Facebook loses battle against German lookalike

18th June 2009, Comments 0 comments

Facebook had alleged that StudiVZ, which has many more subscribers in Germany than the US giant's German language site, had copied its design and illegally got hold of the codes needed to re-create its graphics and features.

Berlin -- American social networking website Facebook failed on Tuesday in its legal attempt in Germany to prove that look-alike competitor StudiVZ had copied its design.

Facebook had alleged that StudiVZ, which has many more subscribers in Germany than the US giant's German language site, had copied its design and illegally got hold of the codes needed to re-create its graphics and features.

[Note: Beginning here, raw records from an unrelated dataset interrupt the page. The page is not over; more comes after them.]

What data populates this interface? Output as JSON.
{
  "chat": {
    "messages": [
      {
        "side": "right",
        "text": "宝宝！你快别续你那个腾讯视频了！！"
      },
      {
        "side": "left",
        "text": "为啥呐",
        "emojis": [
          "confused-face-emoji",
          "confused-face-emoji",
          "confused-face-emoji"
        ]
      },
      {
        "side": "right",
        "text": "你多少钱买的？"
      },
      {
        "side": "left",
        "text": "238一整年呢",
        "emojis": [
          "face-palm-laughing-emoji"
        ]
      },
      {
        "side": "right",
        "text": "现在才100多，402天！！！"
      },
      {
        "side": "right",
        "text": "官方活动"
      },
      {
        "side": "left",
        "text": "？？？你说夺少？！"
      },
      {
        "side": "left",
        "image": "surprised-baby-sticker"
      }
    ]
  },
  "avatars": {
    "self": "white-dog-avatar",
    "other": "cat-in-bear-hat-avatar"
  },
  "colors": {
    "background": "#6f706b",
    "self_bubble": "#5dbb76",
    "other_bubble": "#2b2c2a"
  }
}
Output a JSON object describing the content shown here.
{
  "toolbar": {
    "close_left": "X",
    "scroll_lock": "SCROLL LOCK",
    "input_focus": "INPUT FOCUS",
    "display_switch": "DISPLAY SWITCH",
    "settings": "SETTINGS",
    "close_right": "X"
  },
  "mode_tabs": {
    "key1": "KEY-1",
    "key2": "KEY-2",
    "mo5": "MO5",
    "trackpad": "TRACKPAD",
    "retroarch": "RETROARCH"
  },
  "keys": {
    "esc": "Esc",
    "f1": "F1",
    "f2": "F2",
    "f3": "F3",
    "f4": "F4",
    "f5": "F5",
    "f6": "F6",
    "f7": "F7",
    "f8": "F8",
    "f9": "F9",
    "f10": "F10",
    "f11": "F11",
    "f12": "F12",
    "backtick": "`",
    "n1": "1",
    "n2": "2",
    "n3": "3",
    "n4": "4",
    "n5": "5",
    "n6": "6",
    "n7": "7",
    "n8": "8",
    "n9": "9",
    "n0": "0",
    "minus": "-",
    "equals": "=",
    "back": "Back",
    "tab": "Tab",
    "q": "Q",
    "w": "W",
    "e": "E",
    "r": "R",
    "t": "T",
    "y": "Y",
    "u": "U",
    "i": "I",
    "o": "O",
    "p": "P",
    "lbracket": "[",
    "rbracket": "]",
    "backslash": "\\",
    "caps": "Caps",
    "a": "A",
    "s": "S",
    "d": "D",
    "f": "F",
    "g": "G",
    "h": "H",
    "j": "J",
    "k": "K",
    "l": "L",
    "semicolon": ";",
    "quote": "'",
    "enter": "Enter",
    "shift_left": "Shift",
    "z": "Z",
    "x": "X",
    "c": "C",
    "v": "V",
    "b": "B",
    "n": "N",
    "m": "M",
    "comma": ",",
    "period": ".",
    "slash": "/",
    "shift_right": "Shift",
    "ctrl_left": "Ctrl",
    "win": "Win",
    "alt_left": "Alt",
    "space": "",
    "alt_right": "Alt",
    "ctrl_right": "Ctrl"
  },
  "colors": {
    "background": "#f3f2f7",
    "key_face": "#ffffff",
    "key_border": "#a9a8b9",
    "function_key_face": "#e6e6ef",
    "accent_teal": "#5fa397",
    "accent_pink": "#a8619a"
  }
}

But a court in Cologne, western Germany, disagreed.

"Although there are overlaps and similarities between the two sites that are impossible to overlook, no dishonest copying could be established by the judge," the court said in a statement.

StudiVZ had little to gain from trying to look like Facebook when it launched in 2005 because until September 2006 Facebook was only available in English and was popular only in North America, the court said.

A German-language version of Facebook was not launched until March 2008, it said, by which time StudiVZ had over 10 million subscribers, StudiVZ spokesman Dirk Hensen told AFP.

The court also said that Facebook had provided insufficient proof to support its allegation that StudiVZ had illicitly taken information from it, and that in any case its programming data were freely available on the Internet.

Tuesday's judgement is not legally binding and Facebook can appeal.

The US site filed in July 2008 a separate lawsuit in California, claiming that a "great part, if not all, of StudiVZ's success is due to copying and misuse of Facebook's intellectual property."

Berlin-based StudiVZ now has 14.3 million users on three different sites: studiVZ for university students, schuelerVZ for schoolchildren and meinVZ for graduates.